Journal article Open Access

Both Hypomethylation and Hypermethylation of Dna Associated With Arsenite Exposure in Cultures of Human Cells Identified by Methylation-Sensitive Arbitrarily-Primed Pcr

Wang, L.; Zhong, C.; Mass, M.

Differentially Methylated DNA Sequences Associated with Exposure to Arsenite in Cultures of Human Cells Identified by Methylation-Sensitive-Primed PCR Arsenic, a known human carcinogen, is converted to methylated derivatives by a methyltransferase (Mtase) and its biotransformation consumes S-adenosylmethionine (SAM) as the methyl donor. We and others have hypothesized that a mechanism of arsenic carcinogenesis could involve alteration of DNA methylation since this process utilizes a methyltransferase and SAM. In order to gain more insight into the characteristics of DNA methylation changes induced by arsenic, we analyzed differentially methylated regions of genomic DNA from human lung A549 cells and three human kidney cell lines after arsenite treatment using methylation-sensitive arbitrarily-primed (AP) PCR. A total of 8 differentially methylated DNA sequences were identified from these cell lines. Six of the fragments were hypermethylated and 2 were hypomethylated relative to untreated controls. DNA sequence analysis revealed that 2 DNA fragments contained repeat sequences of mammalian apparent LTR retrotransposons (MaLRs), and 5 contained promoter-like sequences.

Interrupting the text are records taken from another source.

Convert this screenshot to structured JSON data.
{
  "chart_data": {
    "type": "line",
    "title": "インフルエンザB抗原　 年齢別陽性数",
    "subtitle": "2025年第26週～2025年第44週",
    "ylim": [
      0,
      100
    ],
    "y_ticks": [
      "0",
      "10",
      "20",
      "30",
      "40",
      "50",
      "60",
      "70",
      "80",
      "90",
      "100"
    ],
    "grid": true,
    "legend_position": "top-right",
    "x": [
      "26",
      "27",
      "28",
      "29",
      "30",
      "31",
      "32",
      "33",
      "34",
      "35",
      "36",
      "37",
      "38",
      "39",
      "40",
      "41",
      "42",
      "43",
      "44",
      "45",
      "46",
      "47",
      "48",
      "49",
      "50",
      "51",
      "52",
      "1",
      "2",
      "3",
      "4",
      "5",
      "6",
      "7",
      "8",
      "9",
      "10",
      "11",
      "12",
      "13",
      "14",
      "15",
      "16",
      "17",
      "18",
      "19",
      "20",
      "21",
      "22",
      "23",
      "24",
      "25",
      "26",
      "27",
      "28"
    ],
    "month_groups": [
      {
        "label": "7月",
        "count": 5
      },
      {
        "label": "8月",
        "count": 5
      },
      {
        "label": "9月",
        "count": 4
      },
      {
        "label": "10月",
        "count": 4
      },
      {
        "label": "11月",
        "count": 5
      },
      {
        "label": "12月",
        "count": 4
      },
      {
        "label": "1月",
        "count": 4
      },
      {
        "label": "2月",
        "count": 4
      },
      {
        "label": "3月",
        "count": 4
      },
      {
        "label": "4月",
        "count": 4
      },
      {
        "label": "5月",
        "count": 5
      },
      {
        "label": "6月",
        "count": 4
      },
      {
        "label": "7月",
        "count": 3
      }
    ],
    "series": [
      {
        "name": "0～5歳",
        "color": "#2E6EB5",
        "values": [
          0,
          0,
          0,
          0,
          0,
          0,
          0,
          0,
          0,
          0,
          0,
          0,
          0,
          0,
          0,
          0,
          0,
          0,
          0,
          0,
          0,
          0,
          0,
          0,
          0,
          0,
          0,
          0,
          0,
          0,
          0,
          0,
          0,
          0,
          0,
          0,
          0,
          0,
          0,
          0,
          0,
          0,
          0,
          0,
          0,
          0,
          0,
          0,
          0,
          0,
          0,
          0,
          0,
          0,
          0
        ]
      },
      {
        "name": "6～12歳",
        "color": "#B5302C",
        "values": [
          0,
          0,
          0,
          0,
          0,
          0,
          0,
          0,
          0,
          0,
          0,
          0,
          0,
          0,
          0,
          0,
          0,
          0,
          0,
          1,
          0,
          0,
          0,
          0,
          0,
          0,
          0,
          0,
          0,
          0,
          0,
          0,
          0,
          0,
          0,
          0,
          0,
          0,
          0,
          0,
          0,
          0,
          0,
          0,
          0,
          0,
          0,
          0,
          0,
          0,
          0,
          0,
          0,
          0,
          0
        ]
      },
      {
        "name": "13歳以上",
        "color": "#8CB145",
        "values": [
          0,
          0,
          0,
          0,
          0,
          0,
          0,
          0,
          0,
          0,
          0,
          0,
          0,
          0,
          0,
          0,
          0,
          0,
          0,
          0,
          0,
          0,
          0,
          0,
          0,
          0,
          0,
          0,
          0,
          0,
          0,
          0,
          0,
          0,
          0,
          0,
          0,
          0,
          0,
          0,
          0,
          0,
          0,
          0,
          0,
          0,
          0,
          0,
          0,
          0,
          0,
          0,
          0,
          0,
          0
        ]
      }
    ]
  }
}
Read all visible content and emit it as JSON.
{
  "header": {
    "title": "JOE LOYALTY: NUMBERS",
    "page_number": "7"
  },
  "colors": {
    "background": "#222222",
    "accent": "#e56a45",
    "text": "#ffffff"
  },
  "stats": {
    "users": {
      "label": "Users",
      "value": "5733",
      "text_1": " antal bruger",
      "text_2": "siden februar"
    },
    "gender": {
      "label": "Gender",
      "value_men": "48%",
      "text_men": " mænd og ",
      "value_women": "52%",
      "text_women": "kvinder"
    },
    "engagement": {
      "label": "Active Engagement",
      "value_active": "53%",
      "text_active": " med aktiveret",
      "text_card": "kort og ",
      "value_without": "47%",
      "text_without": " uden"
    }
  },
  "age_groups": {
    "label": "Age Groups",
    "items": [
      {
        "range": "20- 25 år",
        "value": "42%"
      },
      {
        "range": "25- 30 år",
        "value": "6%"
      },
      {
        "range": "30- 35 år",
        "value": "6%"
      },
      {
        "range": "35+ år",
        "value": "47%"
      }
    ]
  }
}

The mRNA level and enzymatic activity of DNA Mtase were increased after arsenite exposure in A549 cells. Our results are consistent with a potential role for both hypermethylation and hypomethylation of DNA that coexist even though only increased DNA Mtase activity was demonstrated during exposure to arsenite. The results, in total, would support the existence of a state of methylation imbalance that could conceivably disrupt appropriate gene expression in arsenic exposed cells. This abstract does not necessarily reflect the US EPA policy.